Comment by esoleyman
Comment by esoleyman 2 months ago
I don’t like relative risk and relative risk reduction because it tends to overestimate the effectiveness of the intervention.
In this case, the absolute risk when measuring for death in the GIM pre-intervention and GIM post-intervention are 0.0215 (2.15%) and 0.0146 (1.46%) with an absolute risk reduction of 0.0069 (.69%).
While the relative risk is 26% across the pre- and post-intervention, the absolute risk reduction is only 0.69% with a NNT (number needed to treat) of 1/156. Which means that 1 patient in 156 was helped by this intervention.
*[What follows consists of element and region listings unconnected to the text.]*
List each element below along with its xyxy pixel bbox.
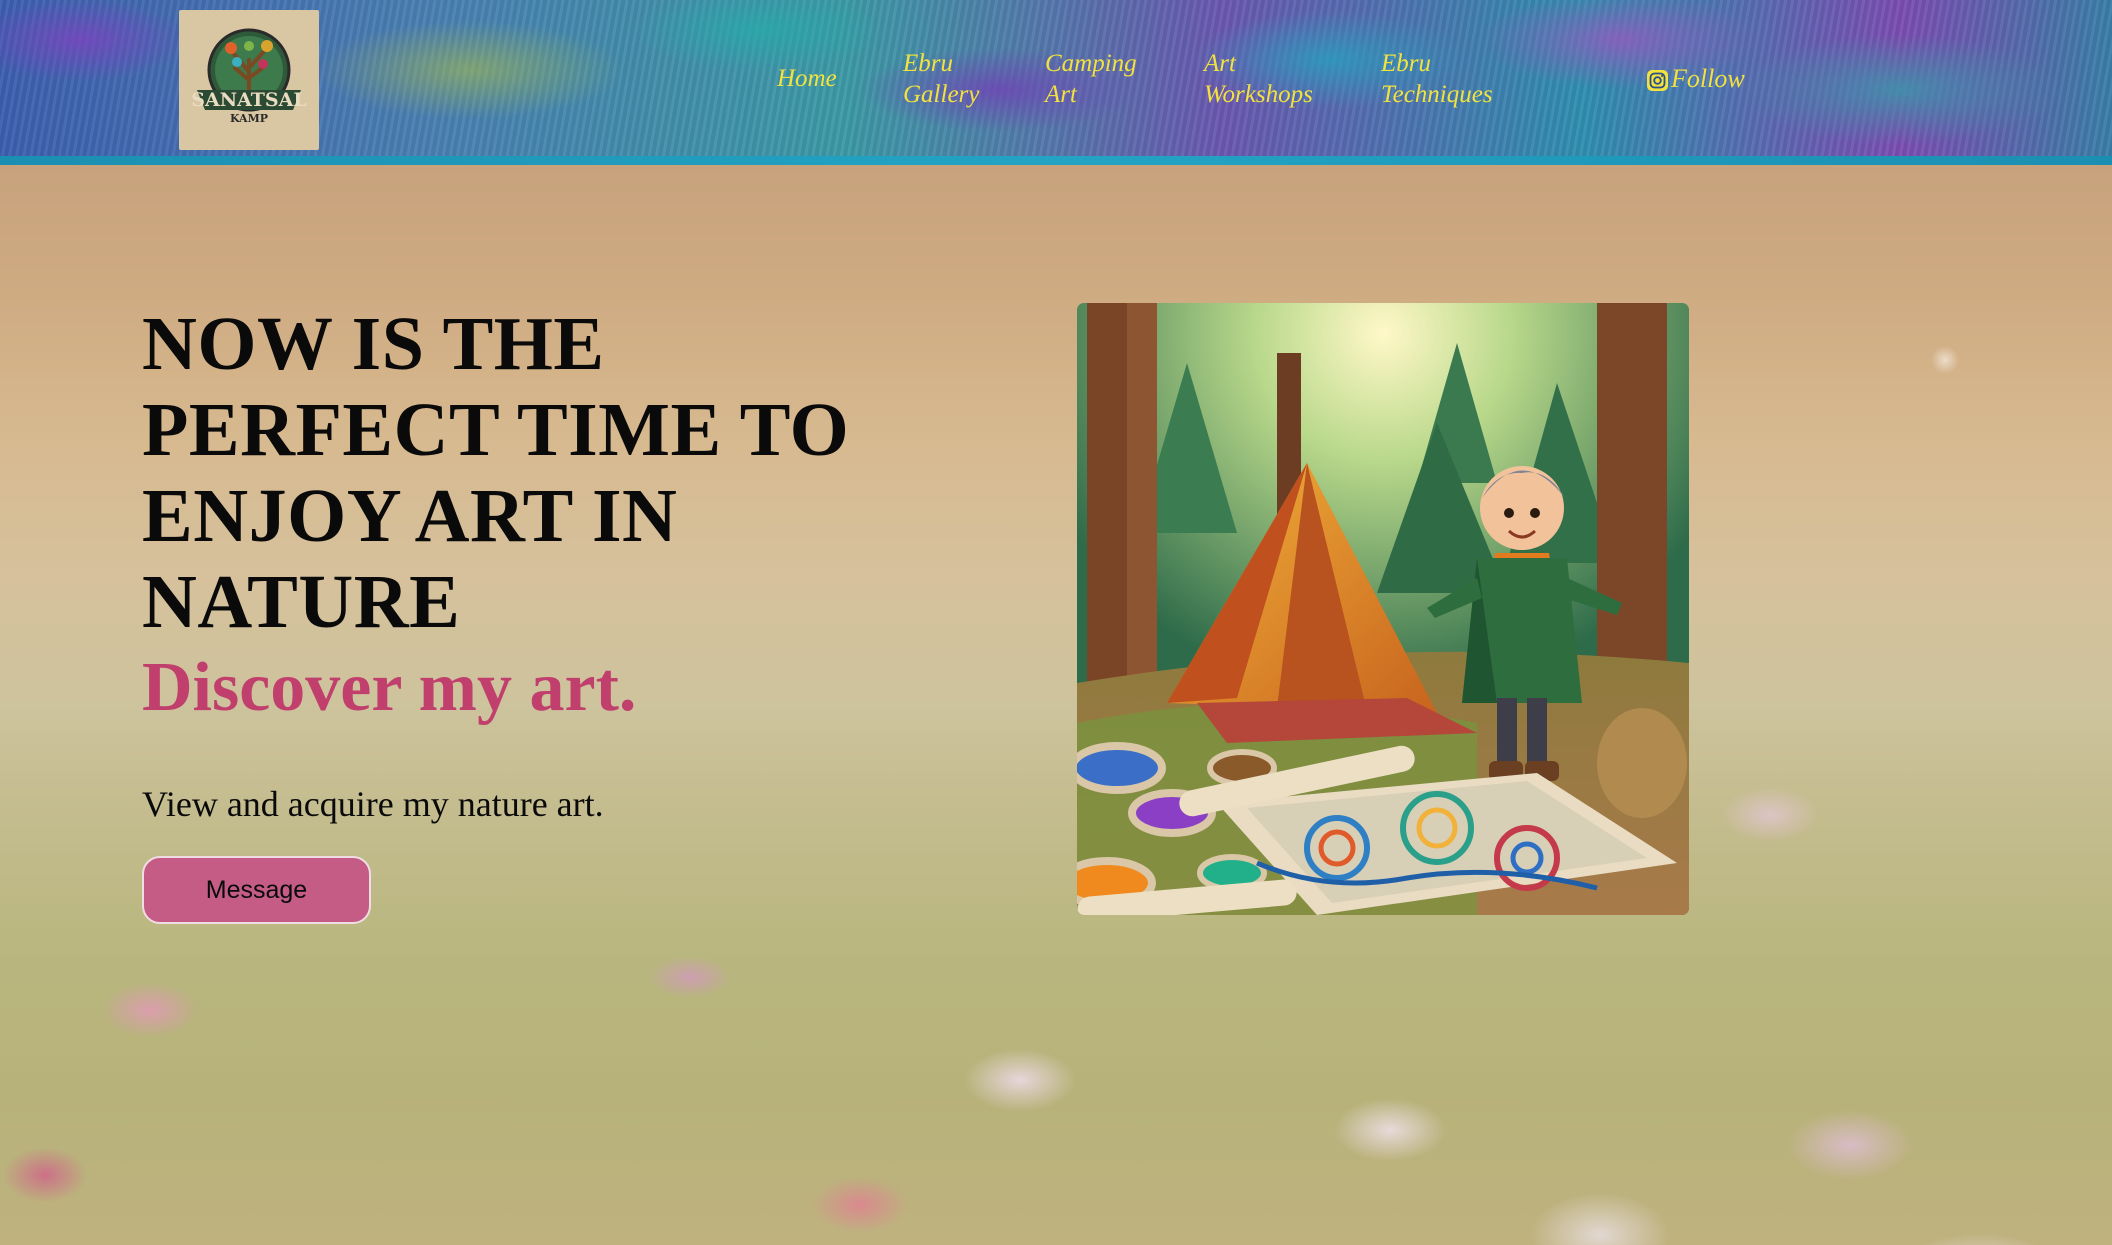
nav-home[interactable]: Home: [777, 63, 837, 94]
nav-camping-art[interactable]: Camping Art: [1045, 48, 1137, 110]
nav-camping-art-line-2: Art: [1045, 81, 1077, 108]
nav-ebru-techniques-line-2: Techniques: [1381, 81, 1493, 108]
nav-ebru-gallery-line-2: Gallery: [903, 81, 980, 108]
message-button[interactable]: Message: [142, 856, 371, 924]
nav-ebru-gallery-line-1: Ebru: [903, 50, 953, 77]
svg-text:KAMP: KAMP: [230, 112, 268, 125]
headline-line-2: PERFECT TIME TO: [142, 388, 850, 472]
headline-line-3: ENJOY ART IN: [142, 474, 678, 558]
nav-camping-art-line-1: Camping: [1045, 50, 1137, 77]
nav-art-workshops[interactable]: Art Workshops: [1204, 48, 1313, 110]
header-border: [0, 156, 2112, 165]
site-logo[interactable]: SANATSAL KAMP: [179, 10, 319, 150]
camping-artist-illustration: [1077, 303, 1689, 915]
follow-label: Follow: [1671, 63, 1745, 93]
headline-line-1: NOW IS THE: [142, 302, 605, 386]
svg-text:SANATSAL: SANATSAL: [191, 89, 307, 111]
nav-art-workshops-line-2: Workshops: [1204, 81, 1313, 108]
nav-ebru-techniques[interactable]: Ebru Techniques: [1381, 48, 1493, 110]
nav-ebru-techniques-line-1: Ebru: [1381, 50, 1431, 77]
hero-headline: NOW IS THE PERFECT TIME TO ENJOY ART IN …: [142, 301, 902, 645]
hero-subheadline: Discover my art.: [142, 649, 637, 726]
tree-palette-emblem-icon: SANATSAL KAMP: [191, 28, 307, 125]
nav-home-label: Home: [777, 65, 837, 92]
nav-ebru-gallery[interactable]: Ebru Gallery: [903, 48, 979, 110]
follow-link[interactable]: Follow: [1647, 63, 1745, 94]
nav-art-workshops-line-1: Art: [1204, 50, 1236, 77]
headline-line-4: NATURE: [142, 560, 461, 644]
hero-tagline: View and acquire my nature art.: [142, 784, 604, 824]
instagram-icon: [1647, 68, 1668, 91]
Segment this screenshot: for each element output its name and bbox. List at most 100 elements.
In addition, they had 2 false alarms for each true alarm and could suggest that interventions were performed in patients who did not require it — more tests, medications and possibly increased risk from said interventions.
This shows that the CHARTwatch ML/AI is not helping at all that much clinically.
I like this analysis, although I come to a different conclusion: if AI can give early warning to nursing staff, telling them 'look closer', and over 1/3 of the time, it was right, that seems great. Right now in a 30 bed unit, nurses have to keep track of 30 sets of data. With this, they could focus in on 3 sets when an alarm goes off. I believe these systems will get better over time as well. But, as a patient, I'd 100% take a ward that early AI warning with 66% chance of false positives over one with no such tech. Wouldn't you?